Guto não sabia se as armas de todos os GCMs seriam tiradas de circulação ou apenas dos 86 envolvidos. “Amanhã (hoje) vou ter melhor conhecimento do caso”, afirmou.
Uma ação do Núcleo de Apoio Técnico da Polícia Federal foi realizada na quarta-feira e, segundo nota da Prefeitura, “a Secretaria tomou conhecimento quanto ao apontado e, após verificação, reconheceu a validade das divergências apontadas e a falha administrativa, que serão brevemente sanadas pela Pasta e reforça que as medidas exigidas pela PF, que consistem majoritariamente na atualização de certidões individuais já estão em andamento. A administração municipal trata a questão como prioridade máxima, com a previsão de que todos os portes funcionais sejam normalizados o mais breve possível.”

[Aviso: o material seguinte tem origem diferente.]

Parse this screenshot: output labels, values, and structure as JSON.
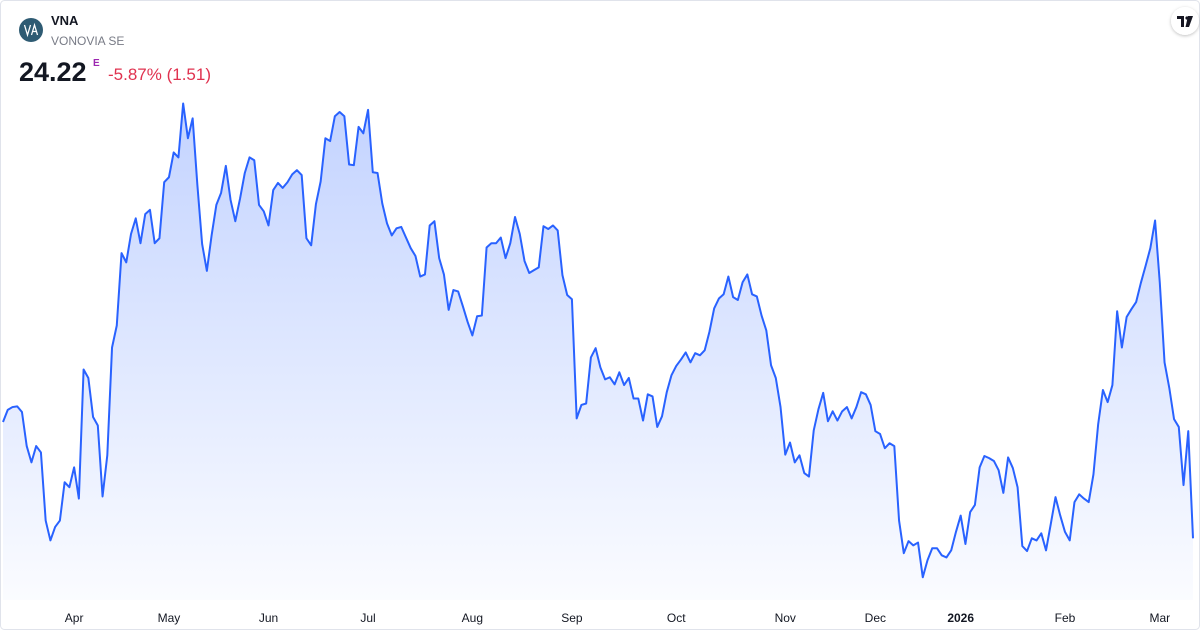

O Paço informou também que “juntamente com o Ministério Público já alinhou com a SSP (Secretaria da Segurança Pública do Estado) o envio de efetivo da Polícia Militar, em número suficiente, para suprir a necessidade da segurança na cidade, até que sejam sanadas as divergências.
O governo do Estado, via SSP, disse que acompanha a situação em Ribeirão Pires e “já adota as medidas necessárias para garantir a segurança da população, atuando em harmonia com o trabalho suplementar realizado pela GCM”.
A Prefeitura informou que a PM já reforça o policiamento em Ribeirão até que as pendências sejam regularizadas, garantindo a manutenção da segurança pública local.
O Diário esteve na cidade nesta quinta-feira (18) e constatou a presença de viaturas da PM circulando e posicionadas no Centro. No período em que a equipe permaneceu no local, apenas uma viatura da GCM foi vista estacionada nas dependências da Prefeitura. Segundo apuração do jornal, cerca de 50 PMs foram enviados ao município.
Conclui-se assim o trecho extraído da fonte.